En ese momento aparece su madre con la figurita de un león en la mano. Está a punto de ocurrir algo verdaderamente asombroso. “Hola, Manuel, ¿qué tal estás?” ¡Es el león que habla! Bueno, en realidad es mi mujer, que hace de ventrílocua con voz de vicetiple. Lo increíble del caso no es que un león hable con voz de vicetiple… ¡Es que Manuel ha dejado de fruncir el ceño y le sonríe! “¿Por qué no te comes primero las lentejas y luego el petisuí? ¡Ya verás qué ricas están, hummm!”. Sin dejar de mirar y sonreír al pequeño león, Manuel agarra la cuchara y comienza a comer lentejas como si no hubiera un mañana. La tensión ha desaparecido. La crisis está superada.
La primera conclusión que extraigo de este revelador episodio es que mi mujer me ha dado una pasada en psicología infantil tan escandalosa, que casi me arranca las pegatinas. Hay que ser justo y caballeroso: chapeau. La segunda, es un descubrimiento sorprendente. Mi hijo Manuel ya es capaz de sentir orgullo. De una forma muy básica, claro, pero orgullo al fin y al cabo. Hablo de esa emoción que experimentan los seres humanos cuando sienten su personalidad amenazada por otro, y que les lleva a desdeñar la razón, a reaccionar agresivamente o a incurrir en el error con tal de defenderse. Una emoción negativa, que nace de la inseguridad, pero de la que ninguna persona en este mundo, ni siquiera los sabios entre los sabios, está completamente liberada.
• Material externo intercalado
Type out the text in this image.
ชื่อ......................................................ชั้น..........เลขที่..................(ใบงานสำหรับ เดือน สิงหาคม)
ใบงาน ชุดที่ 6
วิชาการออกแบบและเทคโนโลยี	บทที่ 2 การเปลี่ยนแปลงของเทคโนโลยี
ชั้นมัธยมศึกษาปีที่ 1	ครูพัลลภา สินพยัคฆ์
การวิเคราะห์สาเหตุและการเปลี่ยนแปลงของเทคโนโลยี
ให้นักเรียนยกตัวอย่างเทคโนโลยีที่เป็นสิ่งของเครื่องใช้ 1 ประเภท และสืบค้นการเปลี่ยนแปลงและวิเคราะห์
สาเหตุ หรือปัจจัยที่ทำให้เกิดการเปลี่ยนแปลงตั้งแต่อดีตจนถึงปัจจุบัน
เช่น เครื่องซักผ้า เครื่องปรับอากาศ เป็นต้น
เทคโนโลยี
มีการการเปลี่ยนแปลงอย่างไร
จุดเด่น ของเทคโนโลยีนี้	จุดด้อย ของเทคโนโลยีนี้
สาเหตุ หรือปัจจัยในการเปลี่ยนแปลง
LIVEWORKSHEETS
Cierto que algunos saben llevarlo con más estilo que otros. Mi hijo Manuel ha encontrado una salida al atolladero en el que nos habíamos metido gracias a un león de plástico. Este chico apunta maneras. Me preocupa mucho más lo del presidente Trump. Es evidente que con la prohibición de entrada en los EEUU a los nacionales de los países musulmanes señalados ha metido la pata hasta la cadera. A estas alturas, debe saberlo incluso él. ¿Cómo rectificar? Para alguien de piel tan fina y orgullo tan desmesurado, la tarea se antoja casi imposible. Porque admitir un error es la prueba del algodón de la madurez de una persona, y el septuagenario de moda no la pasa. Porque Trump no quiere oír hablar de lentejas. El solo quiere petisuí.